Intel (NASDAQ:INTC) – I like Intel the most on this list because it is by far the number one company in its industry. A solid majority of laptops and PCs use Intel chipsets, and the rest use Advanced Micro Devices (NYSE:AMD), meaning there are some definite barriers to entry in this field. Despite this, it is down 7% on the year and 17% off recent highs. It is yielding 4.3%, and this is on a recent dividend increase. Its last one was after only 2 quarters, and this could signal good things to come in that regard.
Merck (NYSE:MRK) – It is often said that healthcare is a prudent place to turn in times of market turmoil because it offers some safety as the products have become near necessities. This has not held true for Merck, who is down 10% on the year, and is yielding 4.7%. This seems amazing given the industry, but it does not increase its dividend so you’d have to pray for some price appreciation as well. Or you can load up when times are low, since it’s better than holding Treasuries.

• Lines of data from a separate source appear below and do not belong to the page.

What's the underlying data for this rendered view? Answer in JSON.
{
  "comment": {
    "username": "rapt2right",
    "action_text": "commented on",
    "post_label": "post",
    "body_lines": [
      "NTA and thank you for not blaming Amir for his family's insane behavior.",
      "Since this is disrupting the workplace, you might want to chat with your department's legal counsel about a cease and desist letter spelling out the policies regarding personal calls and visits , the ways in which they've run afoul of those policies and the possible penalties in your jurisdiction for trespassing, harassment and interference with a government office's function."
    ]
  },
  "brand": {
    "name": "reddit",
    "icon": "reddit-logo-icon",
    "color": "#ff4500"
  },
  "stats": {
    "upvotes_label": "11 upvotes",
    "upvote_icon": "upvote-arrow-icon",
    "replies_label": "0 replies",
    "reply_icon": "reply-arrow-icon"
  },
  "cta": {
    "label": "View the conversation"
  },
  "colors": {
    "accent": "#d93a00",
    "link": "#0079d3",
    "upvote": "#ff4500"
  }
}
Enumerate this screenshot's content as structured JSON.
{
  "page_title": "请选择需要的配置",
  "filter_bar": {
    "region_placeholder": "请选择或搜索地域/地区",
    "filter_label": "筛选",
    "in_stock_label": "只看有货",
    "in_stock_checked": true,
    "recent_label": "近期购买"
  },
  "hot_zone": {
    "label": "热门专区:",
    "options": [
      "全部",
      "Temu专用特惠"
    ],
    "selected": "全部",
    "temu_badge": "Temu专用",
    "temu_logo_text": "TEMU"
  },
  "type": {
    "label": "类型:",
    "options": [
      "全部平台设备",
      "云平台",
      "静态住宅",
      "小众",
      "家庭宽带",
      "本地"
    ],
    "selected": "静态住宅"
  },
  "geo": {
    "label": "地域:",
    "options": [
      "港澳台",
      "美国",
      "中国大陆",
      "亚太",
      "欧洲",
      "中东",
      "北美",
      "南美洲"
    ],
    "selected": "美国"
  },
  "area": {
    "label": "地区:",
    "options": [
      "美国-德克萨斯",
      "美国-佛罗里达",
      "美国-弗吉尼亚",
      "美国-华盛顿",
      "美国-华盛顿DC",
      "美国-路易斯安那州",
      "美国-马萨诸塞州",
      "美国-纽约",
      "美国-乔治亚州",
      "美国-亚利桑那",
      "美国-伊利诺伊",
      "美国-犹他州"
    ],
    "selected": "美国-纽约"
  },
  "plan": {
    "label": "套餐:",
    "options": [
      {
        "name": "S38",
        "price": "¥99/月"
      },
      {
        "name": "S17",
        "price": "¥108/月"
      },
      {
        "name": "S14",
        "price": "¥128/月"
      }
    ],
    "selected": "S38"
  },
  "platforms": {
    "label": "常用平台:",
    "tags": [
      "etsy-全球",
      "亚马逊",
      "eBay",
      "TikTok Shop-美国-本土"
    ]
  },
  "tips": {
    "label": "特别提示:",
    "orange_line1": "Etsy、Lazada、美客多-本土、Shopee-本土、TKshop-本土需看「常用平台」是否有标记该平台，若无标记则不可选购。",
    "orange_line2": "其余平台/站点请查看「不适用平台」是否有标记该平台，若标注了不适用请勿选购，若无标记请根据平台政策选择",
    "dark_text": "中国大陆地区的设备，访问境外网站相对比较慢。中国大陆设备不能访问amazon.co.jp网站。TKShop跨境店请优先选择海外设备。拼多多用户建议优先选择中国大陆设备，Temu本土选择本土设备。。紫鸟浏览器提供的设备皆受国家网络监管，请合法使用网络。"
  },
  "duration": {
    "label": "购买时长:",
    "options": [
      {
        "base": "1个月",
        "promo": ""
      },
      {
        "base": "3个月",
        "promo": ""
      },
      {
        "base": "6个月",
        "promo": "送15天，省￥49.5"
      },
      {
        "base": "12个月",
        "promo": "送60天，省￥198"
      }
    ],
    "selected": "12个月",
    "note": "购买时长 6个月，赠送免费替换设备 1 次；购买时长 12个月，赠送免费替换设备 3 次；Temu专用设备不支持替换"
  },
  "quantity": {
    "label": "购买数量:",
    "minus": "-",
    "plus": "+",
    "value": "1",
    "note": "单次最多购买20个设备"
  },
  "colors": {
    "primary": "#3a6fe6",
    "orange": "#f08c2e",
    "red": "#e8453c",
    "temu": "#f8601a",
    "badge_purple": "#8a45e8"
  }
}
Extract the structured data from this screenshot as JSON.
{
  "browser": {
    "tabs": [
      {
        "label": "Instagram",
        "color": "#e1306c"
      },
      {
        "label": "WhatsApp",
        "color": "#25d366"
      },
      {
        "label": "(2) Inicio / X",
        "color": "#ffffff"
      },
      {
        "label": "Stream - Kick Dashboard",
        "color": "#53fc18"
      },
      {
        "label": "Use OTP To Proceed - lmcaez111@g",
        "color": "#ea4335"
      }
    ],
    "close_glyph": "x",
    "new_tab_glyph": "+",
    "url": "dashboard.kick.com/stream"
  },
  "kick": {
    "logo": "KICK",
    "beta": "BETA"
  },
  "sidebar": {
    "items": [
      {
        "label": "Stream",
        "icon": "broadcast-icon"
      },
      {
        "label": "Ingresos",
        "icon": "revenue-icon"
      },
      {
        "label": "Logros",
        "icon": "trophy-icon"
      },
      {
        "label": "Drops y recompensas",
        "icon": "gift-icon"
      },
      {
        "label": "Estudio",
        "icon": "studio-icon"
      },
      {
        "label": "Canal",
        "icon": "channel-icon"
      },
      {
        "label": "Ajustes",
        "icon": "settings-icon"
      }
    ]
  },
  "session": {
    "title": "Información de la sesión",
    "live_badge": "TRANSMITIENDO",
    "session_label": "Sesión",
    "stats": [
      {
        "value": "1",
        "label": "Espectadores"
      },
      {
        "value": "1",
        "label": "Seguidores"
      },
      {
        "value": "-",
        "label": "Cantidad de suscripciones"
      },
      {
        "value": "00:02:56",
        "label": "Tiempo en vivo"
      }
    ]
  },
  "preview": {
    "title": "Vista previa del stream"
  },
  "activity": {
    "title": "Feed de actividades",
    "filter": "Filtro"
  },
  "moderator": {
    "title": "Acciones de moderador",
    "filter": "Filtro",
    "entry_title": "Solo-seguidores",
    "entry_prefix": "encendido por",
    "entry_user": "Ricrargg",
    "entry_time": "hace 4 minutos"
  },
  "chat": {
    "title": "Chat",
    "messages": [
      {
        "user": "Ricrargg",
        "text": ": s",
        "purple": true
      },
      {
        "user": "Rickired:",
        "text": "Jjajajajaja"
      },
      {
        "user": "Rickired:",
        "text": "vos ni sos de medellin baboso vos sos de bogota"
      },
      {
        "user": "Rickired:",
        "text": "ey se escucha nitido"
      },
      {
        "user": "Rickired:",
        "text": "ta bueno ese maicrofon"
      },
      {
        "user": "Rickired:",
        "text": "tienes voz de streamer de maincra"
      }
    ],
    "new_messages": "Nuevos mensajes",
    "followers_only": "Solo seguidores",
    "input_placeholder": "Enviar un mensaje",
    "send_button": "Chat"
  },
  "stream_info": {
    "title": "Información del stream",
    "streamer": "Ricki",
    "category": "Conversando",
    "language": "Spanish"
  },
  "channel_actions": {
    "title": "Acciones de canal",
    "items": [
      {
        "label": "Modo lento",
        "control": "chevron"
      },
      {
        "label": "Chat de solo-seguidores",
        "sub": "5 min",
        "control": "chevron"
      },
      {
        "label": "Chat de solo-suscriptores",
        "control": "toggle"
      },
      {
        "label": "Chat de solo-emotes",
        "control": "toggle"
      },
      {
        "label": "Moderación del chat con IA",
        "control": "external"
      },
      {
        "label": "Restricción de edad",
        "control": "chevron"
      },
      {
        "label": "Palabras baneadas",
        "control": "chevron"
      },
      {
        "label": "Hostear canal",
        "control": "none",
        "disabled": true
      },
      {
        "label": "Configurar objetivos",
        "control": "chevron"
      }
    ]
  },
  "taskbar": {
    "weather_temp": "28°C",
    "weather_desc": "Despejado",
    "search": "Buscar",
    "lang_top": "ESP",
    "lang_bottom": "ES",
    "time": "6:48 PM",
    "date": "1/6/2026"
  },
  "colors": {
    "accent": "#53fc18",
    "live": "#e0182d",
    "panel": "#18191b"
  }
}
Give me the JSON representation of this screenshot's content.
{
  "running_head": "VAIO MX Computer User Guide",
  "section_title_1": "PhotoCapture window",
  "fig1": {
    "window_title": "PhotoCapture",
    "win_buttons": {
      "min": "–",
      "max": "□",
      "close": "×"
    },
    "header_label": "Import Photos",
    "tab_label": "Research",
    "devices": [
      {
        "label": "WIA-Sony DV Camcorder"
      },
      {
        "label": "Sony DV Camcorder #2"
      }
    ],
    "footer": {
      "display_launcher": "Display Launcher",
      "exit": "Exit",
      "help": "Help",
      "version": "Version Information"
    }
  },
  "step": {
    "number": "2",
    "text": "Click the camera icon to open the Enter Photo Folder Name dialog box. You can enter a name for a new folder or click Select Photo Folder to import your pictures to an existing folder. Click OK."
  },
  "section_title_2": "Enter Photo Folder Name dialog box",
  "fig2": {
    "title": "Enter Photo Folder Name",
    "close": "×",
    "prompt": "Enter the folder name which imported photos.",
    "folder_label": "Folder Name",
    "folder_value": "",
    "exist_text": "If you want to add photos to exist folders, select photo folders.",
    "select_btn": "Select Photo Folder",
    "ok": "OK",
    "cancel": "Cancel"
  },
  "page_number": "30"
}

Again, these are five stocks from the Dow that have been hit hard over the course of the year. This is not to say that there are not better picks of the 30 out there right now. For instance, I would always push McDonald's (NYSE:MCD), Coca-Cola (NYSE:KO) and Johnson & Johnson (NYSE:JNJ) over these stocks, but they are all up on the year. These picks would require much greater due diligence and could force you to make the hard determination of when to sell…once you’ve profited.